12 Okt 2018 10:52

Mubasir!!Sejak Diresmikan, Kapal Ro-Ro Baru Sekali Pengangkutan

MyPassion

MANADO—Layanan transportasi laut Roll-on/Roll-Off (Ro-Ro) antara Davao–Bitung yang diresmikan Presiden Joko Widodo (Jokowi) 30 Juli 2017 lalu ternyata mubasir. Menurut Ronny, Humas Pelindo IV Bitung, kapal Ro-Ro yang memiliki kapasitas 500 teus tersebut, selama satu tahun lima bulan lebih ini, hanya sekali melakukan pengangkutan. Bahkan kapal Ro-Ro itu meninggalkan kurang lebih 50 kontainer kosong di dermaga Pelindo.

 

"Sampai sekarang kontainer-kontainernya masih ada dan masih kosong, artinya tidak ada muatan balik," ujarnya kepada Manado Post, kemarin (11/10).

Lanjutnya, pihak Pelindo IV hanya menyediakan fasilitas dermaga. Dia tidak tahu alasan kapal Ro-Ro mandek. “Itu bukan wewenang Pelindo. Pada dasarnya kami sangat mendukung setiap program pemerintah baik pusat maupun daerah. Dermaga kami buka 1x24 jam. Bahkan kami justru sangat senang karena dengan adanya program ini otomatis dermaga akan lebih ramai," katanya.

Terkait hal ini, Wakil Gubernur Sulawesi Utara (Sulut) Steven Kandouw mengatakan, yang menjadi alasan kapal Ro-Ro mandek karena regulasi. Menurutnya, regulasi ekspor impor masih terkunci dan membatasi hasil pertanian Sulut yang akan dikirim ke Davao, Filipina.
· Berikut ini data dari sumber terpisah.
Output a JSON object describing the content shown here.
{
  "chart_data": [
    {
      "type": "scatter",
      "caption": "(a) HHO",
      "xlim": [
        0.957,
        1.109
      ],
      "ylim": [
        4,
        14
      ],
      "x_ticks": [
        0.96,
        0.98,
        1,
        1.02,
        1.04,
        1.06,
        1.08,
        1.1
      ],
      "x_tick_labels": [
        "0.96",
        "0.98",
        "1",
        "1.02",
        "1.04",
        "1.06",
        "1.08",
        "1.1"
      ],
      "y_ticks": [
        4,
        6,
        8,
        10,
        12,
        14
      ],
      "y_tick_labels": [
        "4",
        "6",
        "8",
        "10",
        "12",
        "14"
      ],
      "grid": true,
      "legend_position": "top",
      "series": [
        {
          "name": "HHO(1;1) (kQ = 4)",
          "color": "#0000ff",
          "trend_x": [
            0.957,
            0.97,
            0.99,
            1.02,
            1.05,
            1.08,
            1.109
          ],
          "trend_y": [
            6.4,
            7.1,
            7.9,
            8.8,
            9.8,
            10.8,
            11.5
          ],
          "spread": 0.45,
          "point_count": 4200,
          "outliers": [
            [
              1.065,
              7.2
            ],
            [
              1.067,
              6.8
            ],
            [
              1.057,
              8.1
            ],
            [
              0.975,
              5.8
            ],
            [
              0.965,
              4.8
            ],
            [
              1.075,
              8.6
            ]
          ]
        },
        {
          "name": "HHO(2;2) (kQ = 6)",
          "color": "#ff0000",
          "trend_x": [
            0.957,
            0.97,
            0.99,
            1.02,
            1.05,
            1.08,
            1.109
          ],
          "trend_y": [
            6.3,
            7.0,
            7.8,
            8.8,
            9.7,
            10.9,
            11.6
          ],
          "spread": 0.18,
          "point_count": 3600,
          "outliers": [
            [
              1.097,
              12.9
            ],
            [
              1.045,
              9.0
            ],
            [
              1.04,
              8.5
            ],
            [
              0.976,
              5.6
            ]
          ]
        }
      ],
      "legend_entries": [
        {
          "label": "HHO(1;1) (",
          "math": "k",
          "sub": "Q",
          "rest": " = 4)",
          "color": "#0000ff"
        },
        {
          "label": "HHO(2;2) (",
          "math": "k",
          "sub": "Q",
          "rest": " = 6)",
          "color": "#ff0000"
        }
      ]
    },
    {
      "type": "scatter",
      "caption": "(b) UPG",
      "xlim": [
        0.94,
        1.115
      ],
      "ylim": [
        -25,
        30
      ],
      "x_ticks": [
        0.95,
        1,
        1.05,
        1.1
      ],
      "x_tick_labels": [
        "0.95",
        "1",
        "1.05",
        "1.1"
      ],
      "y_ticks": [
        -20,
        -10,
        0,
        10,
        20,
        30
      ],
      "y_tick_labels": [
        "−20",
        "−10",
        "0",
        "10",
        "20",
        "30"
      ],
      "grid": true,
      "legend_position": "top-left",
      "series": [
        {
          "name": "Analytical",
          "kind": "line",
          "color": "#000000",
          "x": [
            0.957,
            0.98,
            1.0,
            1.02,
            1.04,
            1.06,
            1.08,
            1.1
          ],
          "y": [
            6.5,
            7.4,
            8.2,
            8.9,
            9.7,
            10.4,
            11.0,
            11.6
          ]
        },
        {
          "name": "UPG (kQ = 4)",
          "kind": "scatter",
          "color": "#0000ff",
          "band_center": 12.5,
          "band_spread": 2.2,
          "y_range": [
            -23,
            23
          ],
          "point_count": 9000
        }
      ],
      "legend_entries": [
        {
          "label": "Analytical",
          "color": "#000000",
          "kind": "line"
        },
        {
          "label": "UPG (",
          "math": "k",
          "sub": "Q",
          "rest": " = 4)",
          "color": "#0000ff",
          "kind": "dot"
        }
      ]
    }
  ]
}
"Sedikitnya barang dari Bitung yang dikirim ke Davao Filipina, menjadi kendala kapal Ro-Ro. Sedikit ini karena ada regulasi di bidang pertanian tentang ekspor impor yang masih tertutup. Karena itu, pak gubernur sedang gencar-gencarnya membuka keran regulasi tersebut. Ini kita upayakan, agar supaya kapal ini dapat kembali beroperasi," ungkapnya.

Untuk membuat kapal Ro-Ro kembali beroperasi, lanjut Kandouw, Pemprov Sulut sudah bertemu dengan perwakilan Filipina beberapa waktu lalu. Pertemuan tersebut menurutnya, membicarakan mengenai hasil pertanian yang akan dikirim.

"Jadi dari pertemuan kita dengan Konsul Jenderal (Konjen) RI di Davao City waktu lalu, telah terjadi kesepakatan untuk kembali mengaktifkan dan mempercepat pelayaran kapal Ro-Ro. Itu sudah terlihat akan kembali beroperasi, karena setelah pertemuan waktu lalu, Konjen langsung meminta daftar hasil pertanian yang akan dikirim. Serta dirinya juga langsung berkoordinasi untuk meminta daftar hasil pertanian yang dibutuhkan para pengusaha di Filipina," jelasnya.